I often felt out of place in Paris.
When I arrived for my summer abroad, Duolingo, an app used to learn new languages, told me I was 3 percent fluent in French. I struggled to order “macarons” from the “patisserie” around the corner from my apartment. I didn’t understand why no one ordered coffee to-go and I definitely didn’t know the difference between “camembert” and “brie.”
I flew to Paris knowing I was going to feel out of place. I knew I would get dirty looks for saying “bonjour” with a South Jersey accent and I knew my bright yellow raincoat immediately labeled me a tourist. I was ready to be an outsider because the opportunity to work at a fashion magazine in Paris was worth it to me.
As a journalism major, I spent a lot of my time writing about fashion. I wrote for various publications about trends and whatever that week’s “big thing” was, but somewhere along the way I realized that I no longer cared about trendy dresses or the “Five Accessories You NEED from Fashion Week.” I realized that what I really loved writing about were local Philadelphia designers who had stories to tell about their designs, their businesses and being involved in the Philly fashion scene.
During my semester as a fashion beat writer for The Temple News, I got to talk to several local designers and business owners who all told me the same general thing about fashion in Philly: they were proud that the scene was growing, but they loved the close-knit, supportive feel.
Philly Fashion Week, which is this week, culminates with The Runway I and II, each featuring 10 local and national designers. The Runway I and II are the largest fashion shows of PFW. PFW also includes the Macy’s Fall Fashion Show, a runway show that features Designers-in-Residence from the Philadelphia Fashion Incubator at Macy’s Center City, a one-year education program for emerging Philly fashion designers.
The Fashion Incubator helps up-and-coming designers network, build business models and perfect their design skills. Philly fashion brands and designers like Milano di Rouge and Conrad Booker, a 1986 architecture alumnus, participated in the Incubator program.
Programs like the Incubator exist in Philadelphia, a city with a rich history and several art and design schools, in order to help emerging artists and designers get their start in the fashion world and encourage the close-knit and supportive community. But when I took what I thought was my dream internship in Paris, I learned that not every city’s fashion scene has the same environment.
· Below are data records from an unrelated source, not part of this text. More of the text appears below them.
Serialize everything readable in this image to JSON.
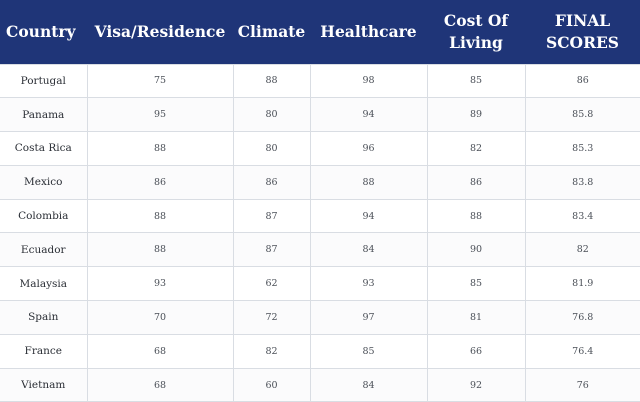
{
  "headers": {
    "country": "Country",
    "visa": "Visa/Residence",
    "climate": "Climate",
    "healthcare": "Healthcare",
    "cost_line1": "Cost Of",
    "cost_line2": "Living",
    "final_line1": "FINAL",
    "final_line2": "SCORES"
  },
  "rows": [
    {
      "country": "Portugal",
      "visa": "75",
      "climate": "88",
      "healthcare": "98",
      "cost": "85",
      "final": "86"
    },
    {
      "country": "Panama",
      "visa": "95",
      "climate": "80",
      "healthcare": "94",
      "cost": "89",
      "final": "85.8"
    },
    {
      "country": "Costa Rica",
      "visa": "88",
      "climate": "80",
      "healthcare": "96",
      "cost": "82",
      "final": "85.3"
    },
    {
      "country": "Mexico",
      "visa": "86",
      "climate": "86",
      "healthcare": "88",
      "cost": "86",
      "final": "83.8"
    },
    {
      "country": "Colombia",
      "visa": "88",
      "climate": "87",
      "healthcare": "94",
      "cost": "88",
      "final": "83.4"
    },
    {
      "country": "Ecuador",
      "visa": "88",
      "climate": "87",
      "healthcare": "84",
      "cost": "90",
      "final": "82"
    },
    {
      "country": "Malaysia",
      "visa": "93",
      "climate": "62",
      "healthcare": "93",
      "cost": "85",
      "final": "81.9"
    },
    {
      "country": "Spain",
      "visa": "70",
      "climate": "72",
      "healthcare": "97",
      "cost": "81",
      "final": "76.8"
    },
    {
      "country": "France",
      "visa": "68",
      "climate": "82",
      "healthcare": "85",
      "cost": "66",
      "final": "76.4"
    },
    {
      "country": "Vietnam",
      "visa": "68",
      "climate": "60",
      "healthcare": "84",
      "cost": "92",
      "final": "76"
    }
  ]
}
Working at a fashion magazine in Paris wasn’t like “The Devil Wears Prada.” I didn’t have any traumatic moments, no one made comments about what I ate for lunch and it didn’t matter if I wore H&M. But Paris wasn’t Philly.
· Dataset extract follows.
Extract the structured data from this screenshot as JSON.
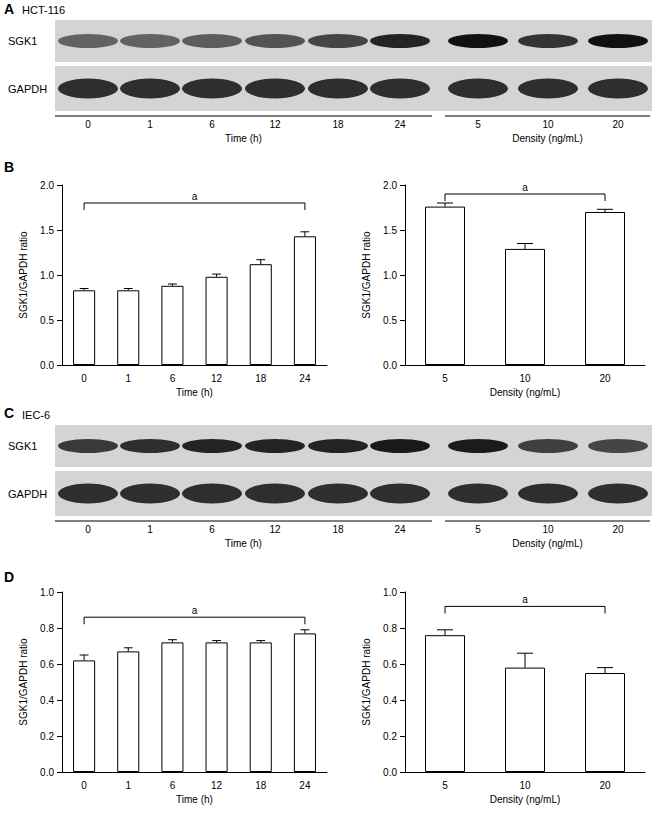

Going from what is regarded as the poorest “big city” in the United States to one of the wealthiest cities in Europe was disorienting, and it was only emphasized by the elite industry in which I was working.
I sat front row at couture fashion shows, feet from gowns that took up to 800 hours to produce and cost hundreds of thousands of dollars, and couldn’t help but think back to an interview I did with Regina McWhite-Brown, a Philadelphia-based small business owner and designer. She brought her teenage son to the interview to film us as camera practice; he wanted to go to film school after he graduated high school.
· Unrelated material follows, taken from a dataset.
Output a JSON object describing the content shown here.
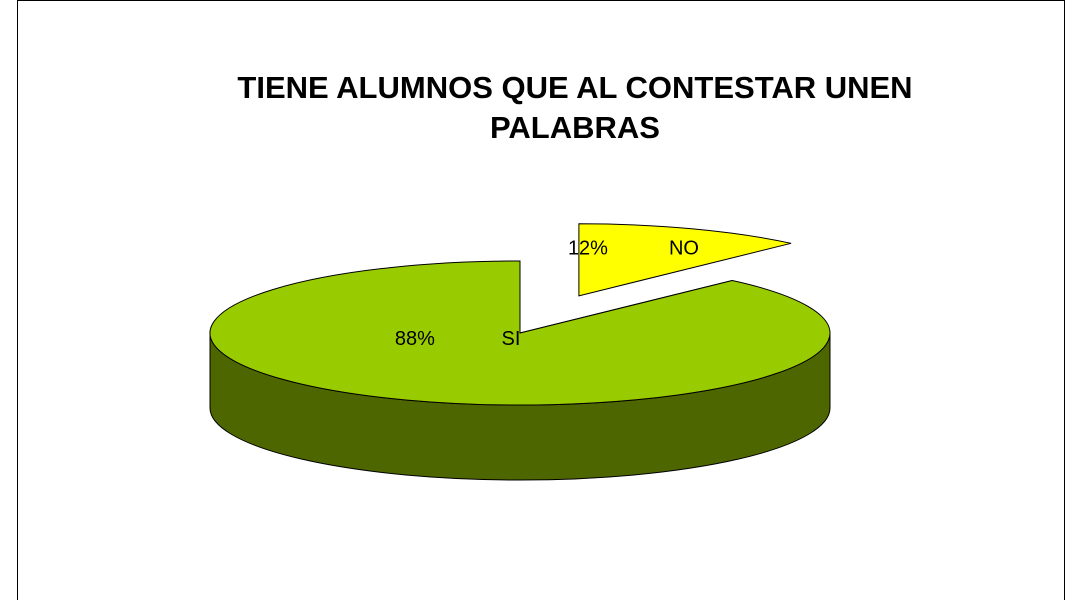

I watched model after model walk by and they all looked the same — haute couture simply doesn’t have the diversity that PFW does.
I spent my time at work tweeting about fashion houses started by old — or dead — white men and thought of Ashli Reese, a Fashion Incubator alumnae, owner and designer of Melvetier and a single mom fighting lupus.
I didn’t feel good standing among Chanel-clad influencers and street-style photographers and I found myself missing the connections I made with emerging designers in Philly. Finally, it dawned on me that I’m never going to care about what Miss France wore to Tony Ward’s couture show, but I do care about Philadelphia.
My summer in Paris helped me realize that fashion isn’t for me, but you’ll still see me at Philly Fashion Week. There’s still a place for me in the front row supporting Philadelphia businesses and artists.